Eurasia Insight:
TURKEY: ANKARA RAISING ITS MIDDLE EAST DIPLOMATIC PROFILE
Yigal Schleifer: 11/15/07

The Turkish capital Ankara is fast emerging as a hub for Middle Eastern diplomatic traffic.

On November 12, both Israeli president Shimon Peres and Palestinian leader Mahmoud Abbas addressed the Turkish parliament, making it the first time that an Israeli head of state spoke in the legislative chamber of a Muslim country.

Only days before that, Saudi Arabia’s King Abdullah was in town, making just the second visit to Turkey by a Saudi monarch in the last 40 years. That trip came only a few weeks after an official visit by Syrian President Bashar Assad, who became the first Syrian president to have ever visited Turkey.

All of this would have seemed almost inconceivable only a few years ago. For decades, Turkey kept Arab and Muslim countries of the Middle East at arm’s length, as Turkish diplomacy focused on cementing the country’s alliance with the West, distancing itself from the Ottoman Empire’s Islamic past in the process.

But now Turkey – led by the liberal Islamic Justice and Development Party (AKP) – is trying to strengthen relations with its neighbors, while at the same time recasting itself as a mediator in the region.

“This has always been part of their game plan. The AKP has always felt that Turkey has punched below its weight internationally, that it had been too timid and sat in the corner,” says Henri Barkey, chairman of the international relations department at Lehigh University in Pennsylvania and an expert on Turkey.

“These AKP guys don’t have any qualms about seeing Turkey as part of the Middle East. But they don’t see the future as restricted to the Middle East. They see Turkey as a conduit between the east and the west in the most expansive sense of the word,” Barkey adds.
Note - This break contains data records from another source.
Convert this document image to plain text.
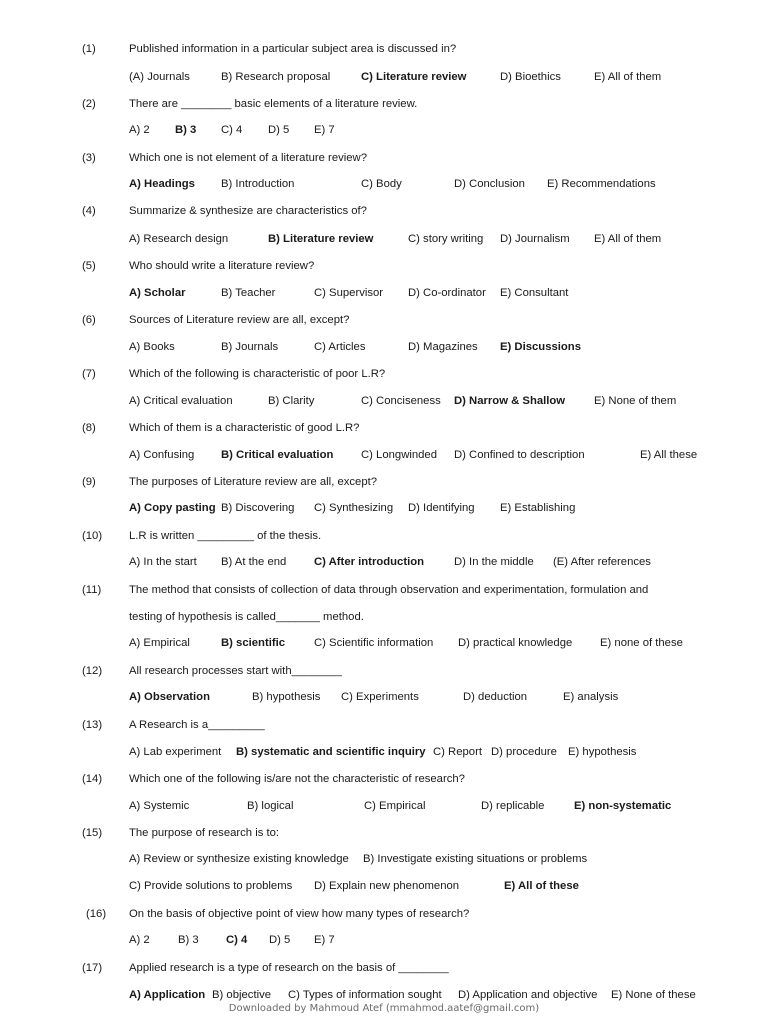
(1)	Published information in a particular subject area is discussed in?
(A) Journals	B) Research proposal	C) Literature review	D) Bioethics	E) All of them
(2)	There are ________ basic elements of a literature review.
A) 2 B) 3 C) 4 D) 5 E) 7
(3)	Which one is not element of a literature review?
A) Headings B) Introduction	C) Body	D) Conclusion E) Recommendations
(4)	Summarize & synthesize are characteristics of?
A) Research design	B) Literature review	C) story writing D) Journalism E) All of them
(5)	Who should write a literature review?
A) Scholar	B) Teacher	C) Supervisor D) Co-ordinator E) Consultant
(6)	Sources of Literature review are all, except?
A) Books	B) Journals	C) Articles	D) Magazines E) Discussions
(7)	Which of the following is characteristic of poor L.R?
A) Critical evaluation	B) Clarity	C) Conciseness D) Narrow & Shallow	E) None of them
(8)	Which of them is a characteristic of good L.R?
A) Confusing B) Critical evaluation C) Longwinded D) Confined to description	E) All these
(9)	The purposes of Literature review are all, except?
A) Copy pasting B) Discovering C) Synthesizing D) Identifying E) Establishing
(10) L.R is written _________ of the thesis.
A) In the start B) At the end C) After introduction	D) In the middle (E) After references
(11) The method that consists of collection of data through observation and experimentation, formulation and
testing of hypothesis is called_______ method.
A) Empirical	B) scientific	C) Scientific information D) practical knowledge E) none of these
(12) All research processes start with________
A) Observation	B) hypothesis C) Experiments	D) deduction	E) analysis
(13) A Research is a_________
A) Lab experiment B) systematic and scientific inquiry C) Report D) procedure E) hypothesis
(14) Which one of the following is/are not the characteristic of research?
A) Systemic	B) logical	C) Empirical	D) replicable	E) non-systematic
(15) The purpose of research is to:
A) Review or synthesize existing knowledge B) Investigate existing situations or problems
C) Provide solutions to problems D) Explain new phenomenon	E) All of these
(16) On the basis of objective point of view how many types of research?
A) 2	B) 3 C) 4 D) 5 E) 7
(17) Applied research is a type of research on the basis of ________
A) Application B) objective C) Types of information sought D) Application and objective E) None of these
Downloaded by Mahmoud Atef (mmahmod.aatef@gmail.com)
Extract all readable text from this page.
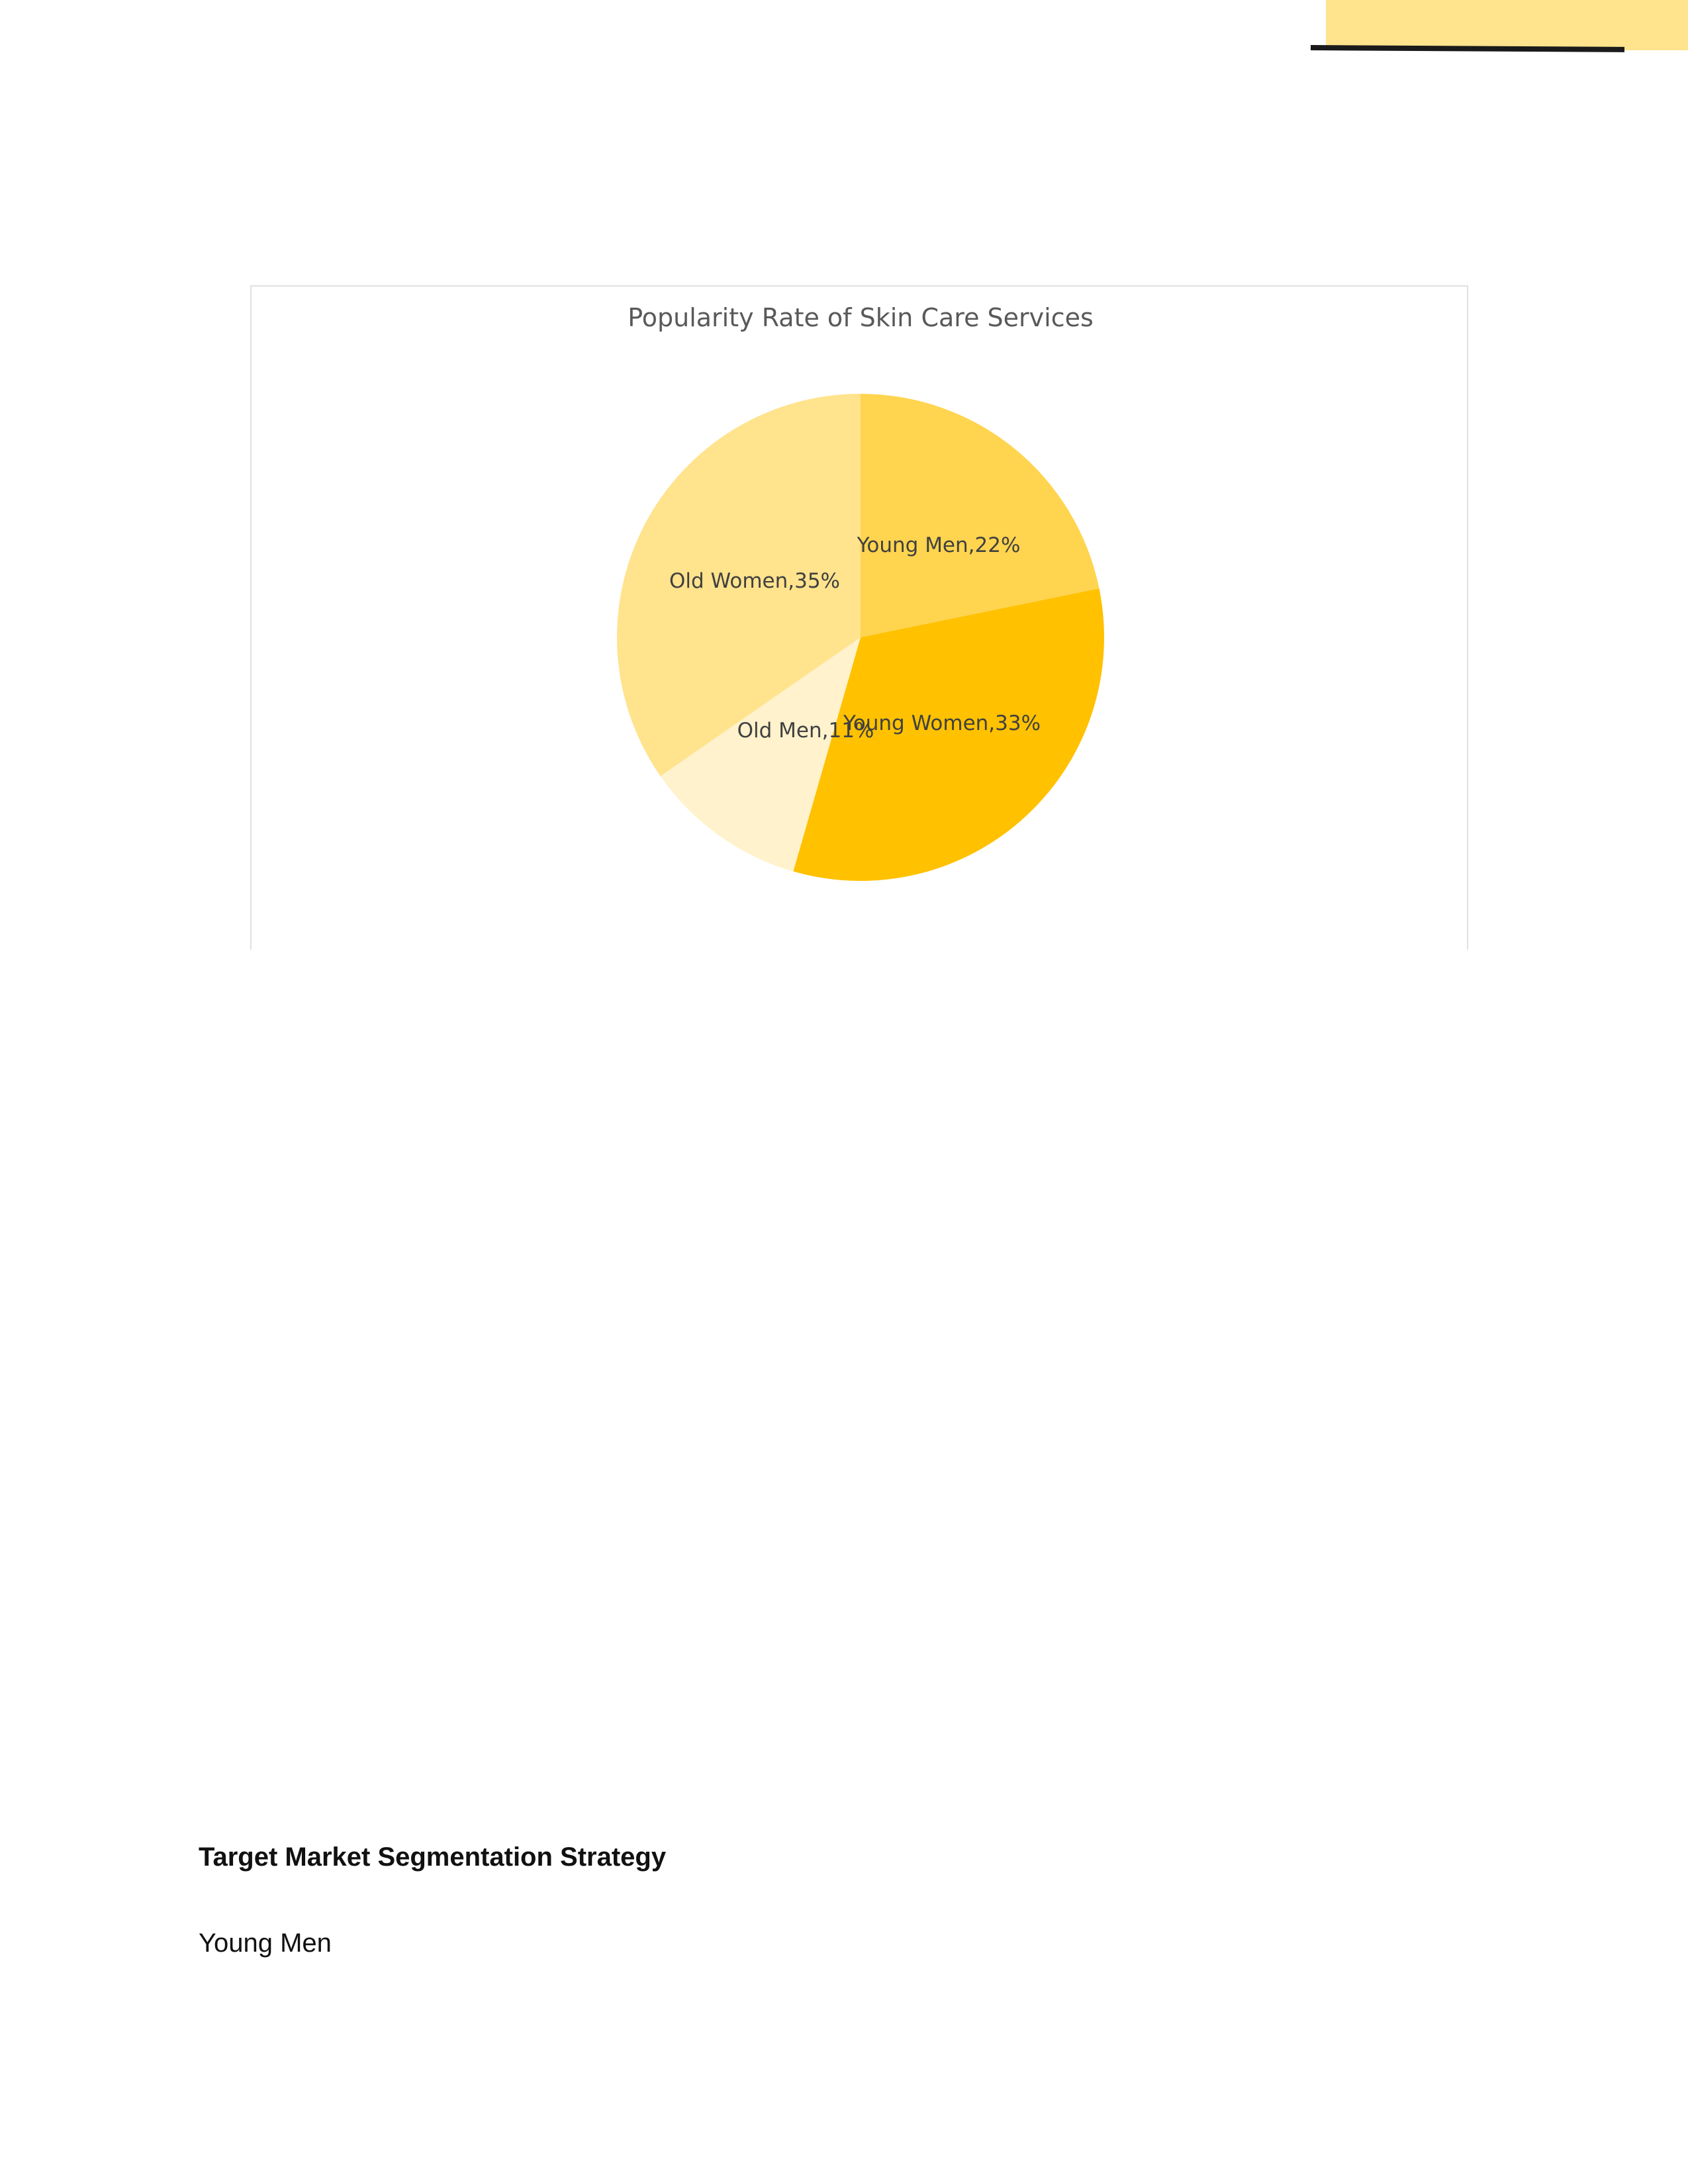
Popularity Rate of Skin Care Services
Young Men,22%
Young Women,33%
Old Men,11%
Old Women,35%
Target Market Segmentation Strategy
Young Men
In his speech to the 550-member parliament in Ankara, Peres suggested Turkey’s growing regional involvement gives it a role to play in reducing the tension in the Middle East. “Turkey can make a unique contribution ... as both a global architect and a local actor,” the Israeli president said, speaking in Hebrew translated into Turkish.

Peres and Abbas had come to Ankara to preside over the signing of an agreement to create a joint industrial park on the border between Israel and the West Bank, which would be operated with Turkish help.

Cengiz Candar, a leading Turkish political analyst, says the industrial park project is indicative of the niche Ankara – which has strong relations with Israel as well as Syria and Iran – would like to carve out for itself in the region. “This whole exercise is a display of Turkey projecting ‘soft power’ in the Middle East,” he says. “Turkey can play the role of a facilitator.”

Ankara’s deepening involvement in Middle East foreign policy does carry with it diplomatic risks. That fact was evident in February 2006, when a visit to Ankara by firebrand Hamas leader Khaled Mashal drew strong criticism from Israel and members of the US Congress.

Turkey, which has had strong relations with Israel since the late 1990’s, has also been working on strengthening its ties with neighbors Syria and Iran, something that could prove to be a difficult balancing act.

Despite the general sense of goodwill during the Peres visit, the topic of Iran was one that clearly separated Ankara and Jerusalem, at least publicly. “Turkey instills trust. Iran instills fear,” the Israeli president told parliament during his address. On the other hand, in a joint press conference the day before, Turkish President Abdullah Gul publicly defended Iran’s right to pursue nuclear energy for peaceful means, something Israel does not support. (The Turkish parliament has recently passed legislation allowing the country to build nuclear energy plants).

Mustafa Kibaroglu, a foreign affairs expert at Ankara’s Bilkent University, says the AKP’s approach to the issue of a nuclear Iran reveals shortcomings in the government’s Middle Eastern diplomacy. “I think Turkey should be seriously concerned with the possibility of Iran’s nuclear capability, but I don’t see that concern reflected in the government,” he says. “If and when, Iran has nuclear weapons capability, it will be Turkey’s position that will be dramatically altered, and not in the positive direction.”

On the domestic front, Ankara’s growing relations with its Muslim neighbors has led some critics from Turkey’s secular establishment to accuse the government of pursuing an “Islamic” foreign policy - one that would reorient Turkey eastwards.

The visit of King Abdullah, for example, was critically covered by many Turkish media outlets, which accused the government of bending over backwards to curry favor with the Saudi king. Among their complaints was the fact that the king refused to go visit the mausoleum of Mustafa Kemal Ataturk, the secularizing founder of modern Turkey, something that is usually the first agenda item on any visiting dignitary’s schedule.

“Domestically, there is both excitement and concern about this new foreign policy in the Middle East. The excitement comes from rediscovering a geographical area you were once familiar with. On the other hand, there is concern about getting engaged too much,” says Murat Yetkin, an Ankara-based columnist for Radikal, a leading daily newspaper.

Bilkent University’s Kibaroglu warns that Turkey should be careful not to overreach in the Middle East. To ultimately have an impact in the region, Ankara must first develop a kind of regional expertise that right now does not exist after decades of diplomatic neglect, he says. “If Turkey wants to play an active role in the Middle East, one of the first things it must do is have a cadre of experts who don’t only want to know the region, but are respected in the region as people who know the region,” Kibaroglu says.

“Right now, Turkey’s initiatives might be limited to public diplomacy, bringing people here for a few days, but it might not go beyond that.” Adds Kibaroglu: “It’s not an area where you can just do things for the sake of making your reputation. It’s an area where one must take his steps with utmost care.”

Editor’s Note: Yigal Schleifer is a freelance journalist based in Istanbul.